Je veux lui prendre les mains mais elle refuse. Je décide de tout lui raconter de nos projets sans rien omettre des dangers qui pèsent sur nous. Je lui explique que je saurai bientôt si son frère est encore sur l'île et que, si c'est le cas, on le récupérera avant de partir. S'il se trouve ailleurs, je le chercherai à ses côtés jusqu'au bout du continent. Je lui chuchote qu'elle est mon amie maintenant et que je n'imagine pas quitter l'île sans elle, en la laissant sous la menace de ces Barbares. Je la prends dans mes bras. Elle se laisse faire mais reste figée comme si elle refusait de croire à ce morceau d'espoir. Quand je me détache d'elle, Eve me regarde m'éloigner sans m'adresser le moindre signe amical.

À peine réveillés, Relignas nous conduit dans la salle d'étude où attendent les six membres du Premier cercle, assis à nos places.

- Nous avons réuni cette nuit le Premier et le Deuxième Cercles et avons décidé d'accepter cette partie absurde, dans le seul but de récupérer le corps de Nardre. Ils devront nous le livrer avant le match en signe de bonne volonté. Nous ne voulons pas que son retour soit conditionné par votre victoire à laquelle nous ne croyons pas. Tu ne pourras aligner dans ton équipe que des hors-cercle. Titus ne pourra donc pas participer. Pour le reste de l'organisation, tu t'en occupes et tu nous en réfères.

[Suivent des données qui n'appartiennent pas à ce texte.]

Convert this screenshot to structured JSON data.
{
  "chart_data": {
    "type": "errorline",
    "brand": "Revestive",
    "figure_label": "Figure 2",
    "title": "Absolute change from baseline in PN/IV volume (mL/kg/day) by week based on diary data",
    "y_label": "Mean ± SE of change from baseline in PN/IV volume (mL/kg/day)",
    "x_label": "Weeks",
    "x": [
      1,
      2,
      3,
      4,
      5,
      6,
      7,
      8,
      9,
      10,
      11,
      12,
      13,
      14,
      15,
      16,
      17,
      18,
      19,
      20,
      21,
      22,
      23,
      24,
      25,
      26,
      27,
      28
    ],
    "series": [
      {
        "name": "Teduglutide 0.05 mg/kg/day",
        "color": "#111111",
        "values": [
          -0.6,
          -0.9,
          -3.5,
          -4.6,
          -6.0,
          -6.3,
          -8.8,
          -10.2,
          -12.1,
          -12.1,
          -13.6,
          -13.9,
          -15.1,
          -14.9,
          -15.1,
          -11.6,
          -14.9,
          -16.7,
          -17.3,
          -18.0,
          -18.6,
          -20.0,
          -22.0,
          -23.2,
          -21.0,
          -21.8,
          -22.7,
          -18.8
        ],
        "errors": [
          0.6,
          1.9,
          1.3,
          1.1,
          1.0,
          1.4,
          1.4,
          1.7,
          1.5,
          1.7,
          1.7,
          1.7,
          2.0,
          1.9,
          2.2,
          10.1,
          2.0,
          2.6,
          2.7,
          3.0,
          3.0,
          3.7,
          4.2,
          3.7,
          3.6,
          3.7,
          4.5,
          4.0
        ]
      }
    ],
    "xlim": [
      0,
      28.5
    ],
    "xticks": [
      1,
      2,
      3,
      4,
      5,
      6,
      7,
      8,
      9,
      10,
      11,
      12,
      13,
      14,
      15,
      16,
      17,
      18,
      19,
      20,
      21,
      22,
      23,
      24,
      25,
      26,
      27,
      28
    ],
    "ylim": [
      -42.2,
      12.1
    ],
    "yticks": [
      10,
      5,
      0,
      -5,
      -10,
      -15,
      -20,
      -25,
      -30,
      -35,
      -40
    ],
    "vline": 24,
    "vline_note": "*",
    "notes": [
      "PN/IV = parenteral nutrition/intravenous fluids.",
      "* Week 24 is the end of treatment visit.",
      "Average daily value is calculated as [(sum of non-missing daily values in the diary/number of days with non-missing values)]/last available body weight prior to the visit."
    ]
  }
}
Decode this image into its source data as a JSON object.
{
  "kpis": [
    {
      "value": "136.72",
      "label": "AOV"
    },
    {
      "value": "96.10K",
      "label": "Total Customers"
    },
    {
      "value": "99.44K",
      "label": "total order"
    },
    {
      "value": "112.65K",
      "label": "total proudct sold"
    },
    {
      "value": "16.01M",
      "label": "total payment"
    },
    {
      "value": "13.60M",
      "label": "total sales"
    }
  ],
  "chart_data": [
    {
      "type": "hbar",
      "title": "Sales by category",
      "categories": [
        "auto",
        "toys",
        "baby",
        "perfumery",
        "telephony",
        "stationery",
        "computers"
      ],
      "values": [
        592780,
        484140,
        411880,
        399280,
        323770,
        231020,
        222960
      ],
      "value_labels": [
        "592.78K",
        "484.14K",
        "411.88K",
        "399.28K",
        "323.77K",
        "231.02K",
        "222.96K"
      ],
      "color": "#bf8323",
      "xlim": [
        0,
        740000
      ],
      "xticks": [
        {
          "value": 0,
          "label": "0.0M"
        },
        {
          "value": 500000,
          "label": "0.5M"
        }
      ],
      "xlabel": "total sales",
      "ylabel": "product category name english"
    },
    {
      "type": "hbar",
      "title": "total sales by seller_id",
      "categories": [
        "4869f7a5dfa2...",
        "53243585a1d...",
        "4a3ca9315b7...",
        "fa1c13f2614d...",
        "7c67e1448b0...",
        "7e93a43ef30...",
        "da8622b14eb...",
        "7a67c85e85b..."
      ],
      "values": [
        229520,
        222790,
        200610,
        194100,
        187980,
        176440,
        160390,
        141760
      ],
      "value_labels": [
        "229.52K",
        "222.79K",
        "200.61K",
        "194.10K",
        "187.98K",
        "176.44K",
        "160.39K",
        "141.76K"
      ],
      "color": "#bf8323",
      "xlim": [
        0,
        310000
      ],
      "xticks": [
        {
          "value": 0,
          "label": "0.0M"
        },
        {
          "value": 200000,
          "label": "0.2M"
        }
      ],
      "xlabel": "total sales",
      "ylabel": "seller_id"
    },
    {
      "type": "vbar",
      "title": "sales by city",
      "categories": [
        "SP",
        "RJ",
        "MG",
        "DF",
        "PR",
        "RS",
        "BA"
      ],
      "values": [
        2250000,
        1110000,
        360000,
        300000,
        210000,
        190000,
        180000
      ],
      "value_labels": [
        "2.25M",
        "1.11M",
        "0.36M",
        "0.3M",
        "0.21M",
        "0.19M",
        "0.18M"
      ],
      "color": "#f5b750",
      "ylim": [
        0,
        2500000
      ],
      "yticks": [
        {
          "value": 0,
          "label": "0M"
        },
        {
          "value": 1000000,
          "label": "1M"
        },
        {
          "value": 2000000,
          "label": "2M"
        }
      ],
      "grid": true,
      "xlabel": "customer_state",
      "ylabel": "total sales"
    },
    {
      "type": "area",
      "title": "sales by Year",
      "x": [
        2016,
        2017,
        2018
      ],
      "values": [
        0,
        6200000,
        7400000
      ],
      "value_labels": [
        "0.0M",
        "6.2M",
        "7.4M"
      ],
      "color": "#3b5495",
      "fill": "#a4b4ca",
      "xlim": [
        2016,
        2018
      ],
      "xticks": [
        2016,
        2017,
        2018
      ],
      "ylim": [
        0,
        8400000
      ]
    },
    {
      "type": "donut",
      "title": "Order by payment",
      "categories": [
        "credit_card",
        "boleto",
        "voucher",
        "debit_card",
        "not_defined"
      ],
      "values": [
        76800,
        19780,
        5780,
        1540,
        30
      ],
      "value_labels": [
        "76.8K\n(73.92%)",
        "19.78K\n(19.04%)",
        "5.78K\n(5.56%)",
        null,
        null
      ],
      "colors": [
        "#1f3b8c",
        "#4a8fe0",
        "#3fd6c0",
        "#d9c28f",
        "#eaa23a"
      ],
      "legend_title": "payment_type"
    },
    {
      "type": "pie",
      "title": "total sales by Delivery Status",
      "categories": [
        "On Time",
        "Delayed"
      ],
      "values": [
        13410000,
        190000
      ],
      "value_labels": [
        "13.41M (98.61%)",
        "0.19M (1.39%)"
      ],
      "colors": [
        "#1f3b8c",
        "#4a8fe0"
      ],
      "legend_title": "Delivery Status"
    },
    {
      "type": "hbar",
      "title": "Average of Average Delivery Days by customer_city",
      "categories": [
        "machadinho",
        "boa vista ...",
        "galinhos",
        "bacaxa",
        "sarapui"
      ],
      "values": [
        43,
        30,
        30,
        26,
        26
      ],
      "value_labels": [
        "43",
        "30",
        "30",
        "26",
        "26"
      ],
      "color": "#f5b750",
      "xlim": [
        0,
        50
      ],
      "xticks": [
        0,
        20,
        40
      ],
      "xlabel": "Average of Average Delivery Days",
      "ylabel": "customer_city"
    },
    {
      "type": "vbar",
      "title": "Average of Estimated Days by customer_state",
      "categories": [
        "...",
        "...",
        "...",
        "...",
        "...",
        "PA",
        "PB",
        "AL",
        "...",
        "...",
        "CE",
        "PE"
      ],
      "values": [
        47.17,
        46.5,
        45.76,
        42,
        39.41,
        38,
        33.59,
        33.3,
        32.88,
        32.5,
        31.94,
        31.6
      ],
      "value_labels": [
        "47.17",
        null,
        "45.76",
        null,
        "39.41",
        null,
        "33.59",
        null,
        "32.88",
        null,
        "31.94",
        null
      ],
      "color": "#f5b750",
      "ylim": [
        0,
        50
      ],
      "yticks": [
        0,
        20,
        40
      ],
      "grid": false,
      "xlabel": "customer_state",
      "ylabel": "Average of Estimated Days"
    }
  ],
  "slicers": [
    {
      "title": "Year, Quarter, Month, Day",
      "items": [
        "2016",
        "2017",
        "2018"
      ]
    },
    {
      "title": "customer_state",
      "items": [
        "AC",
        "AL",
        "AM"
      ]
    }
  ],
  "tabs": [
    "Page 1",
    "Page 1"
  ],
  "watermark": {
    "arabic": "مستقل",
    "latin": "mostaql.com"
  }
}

- Il faudra donc que nous soyons autorisés à prendre une douche en début de soirée pour aller à la rencontre du soldat, précise Claudius.

- Entendu. Je vous rappelle aussi que, au cas où vous réussiriez à ouvrir le classeur, vous n'êtes pas autorisés à le lire. Vous devez nous le faire savoir immédiatement.

- J'avais compris, dis-je.

À peine sont-ils sortis que je reprends ma phrase:

- J'avais compris qu'il faudrait vous mentir encore une fois.